Je regarde la tasse vide qui traîne sur le rebord droit de mon bureau et considère le sachet de thé qui baigne dans un fond d’eau froide parsemée de petites taches brunes, ces mêmes taches que je me faisais pourtant une joie d’avaler quelques minutes auparavant. Les lettres d’or Original Earl Grey attirent mon regard, criardes sur le fond jaune de l’étiquette qui pendouille au côté opposé de l’anse fendue, recollée, puis refendue mais enfin recollée. Les cicatrices restantes apparaissent comme le souvenir de toutes ces tasses avalées, ces gorgées brûlantes englouties par pur hédonisme ou pour lutter contre les bras de Morphée devenus trop imposants les soirs de révision pré-concours. En me penchant un peu plus en avant, je peux distinguer le souvenir d’un après-midi parisien ; une promenade dans le 1er arrondissement, l’air chaud du métro soulevant ma jupe noire par pure provocation, pour énerver les filles, celles qui ont des sacs plein les mains et qui luttent quand même contre ce souffle obscène, oubliant les rengaines à la Marilyn.
Tea
J’avais acheté cette tasse non-loin de là, dans une petite boutique rouge, celle du théâtre la jouxtant, le théâtre de 1680, celui dont les comédiens se targuent d’être ensemble et eux-mêmes. Cette tasse comme n-ième preuve d’admiration, comme acte de mécènat à ma microscopique échelle. Pourtant il manque un bout de porcelaine, au milieu de cette même anse, celle qui peut quand même se targuer d’avoir survécu à de nombreuses attaques à base de liquide vaisselle.

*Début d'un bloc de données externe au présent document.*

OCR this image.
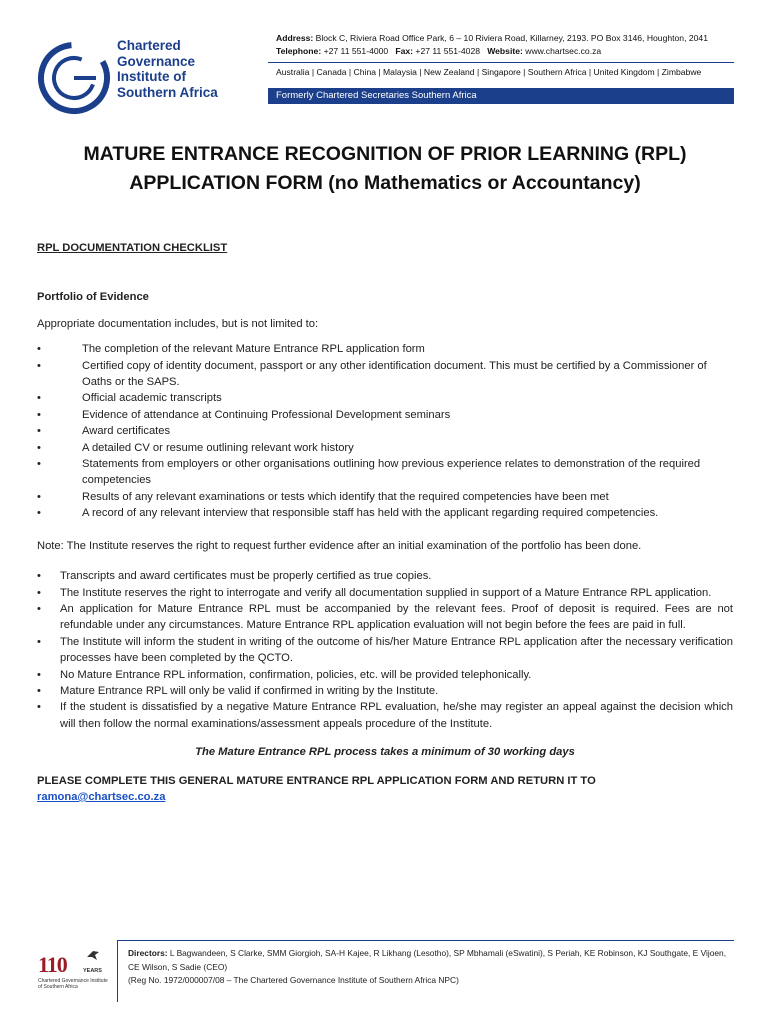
Chartered
Governance
Institute of
Southern Africa
Address: Block C, Riviera Road Office Park, 6 – 10 Riviera Road, Killarney, 2193. PO Box 3146, Houghton, 2041
Telephone: +27 11 551-4000 Fax: +27 11 551-4028 Website: www.chartsec.co.za
Australia | Canada | China | Malaysia | New Zealand | Singapore | Southern Africa | United Kingdom | Zimbabwe
Formerly Chartered Secretaries Southern Africa
MATURE ENTRANCE RECOGNITION OF PRIOR LEARNING (RPL)
APPLICATION FORM (no Mathematics or Accountancy)
RPL DOCUMENTATION CHECKLIST
Portfolio of Evidence

Appropriate documentation includes, but is not limited to:

• The completion of the relevant Mature Entrance RPL application form
• Certified copy of identity document, passport or any other identification document. This must be certified by a Commissioner of Oaths or the SAPS.
• Official academic transcripts
• Evidence of attendance at Continuing Professional Development seminars
• Award certificates
• A detailed CV or resume outlining relevant work history
• Statements from employers or other organisations outlining how previous experience relates to demonstration of the required competencies
• Results of any relevant examinations or tests which identify that the required competencies have been met
• A record of any relevant interview that responsible staff has held with the applicant regarding required competencies.

Note: The Institute reserves the right to request further evidence after an initial examination of the portfolio has been done.

• Transcripts and award certificates must be properly certified as true copies.
• The Institute reserves the right to interrogate and verify all documentation supplied in support of a Mature Entrance RPL application.
• An application for Mature Entrance RPL must be accompanied by the relevant fees. Proof of deposit is required. Fees are not refundable under any circumstances. Mature Entrance RPL application evaluation will not begin before the fees are paid in full.
• The Institute will inform the student in writing of the outcome of his/her Mature Entrance RPL application after the necessary verification processes have been completed by the QCTO.
• No Mature Entrance RPL information, confirmation, policies, etc. will be provided telephonically.
• Mature Entrance RPL will only be valid if confirmed in writing by the Institute.
• If the student is dissatisfied by a negative Mature Entrance RPL evaluation, he/she may register an appeal against the decision which will then follow the normal examinations/assessment appeals procedure of the Institute.

The Mature Entrance RPL process takes a minimum of 30 working days

PLEASE COMPLETE THIS GENERAL MATURE ENTRANCE RPL APPLICATION FORM AND RETURN IT TO
ramona@chartsec.co.za

110	YEARS
Chartered Governance Institute of Southern Africa
Directors: L Bagwandeen, S Clarke, SMM Giorgioh, SA-H Kajee, R Likhang (Lesotho), SP Mbhamali (eSwatini), S Periah, KE Robinson, KJ Southgate, E Vijoen, CE Wilson, S Sadie (CEO)
(Reg No. 1972/000007/08 – The Chartered Governance Institute of Southern Africa NPC)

Un autre souvenir s’y mêle, toujours le même après-midi, mais seize arrondissements plus tard. Une marche ratée à la sortie de métropolitain, un sac rouge qui vole des mains et le bruit déchirant qui scelle la rencontre de la porcelaine sur le pavé. Jurons. Non pas pour la paume de la main écorchée, mais parce que l’objet semble être abîmé. Il faudra attendre mon retour en terre occitane pour tenter de recoller les morceaux, les morceaux éparpillés comme de la poussière blanche. Je touche alors avec délicatesse cette anse fragile, porte à mes lèvres le liquide marron devenu froid, sans le boire. Juste parce que le contact du thé glacé sur ma lèvre supérieure me semble délicat.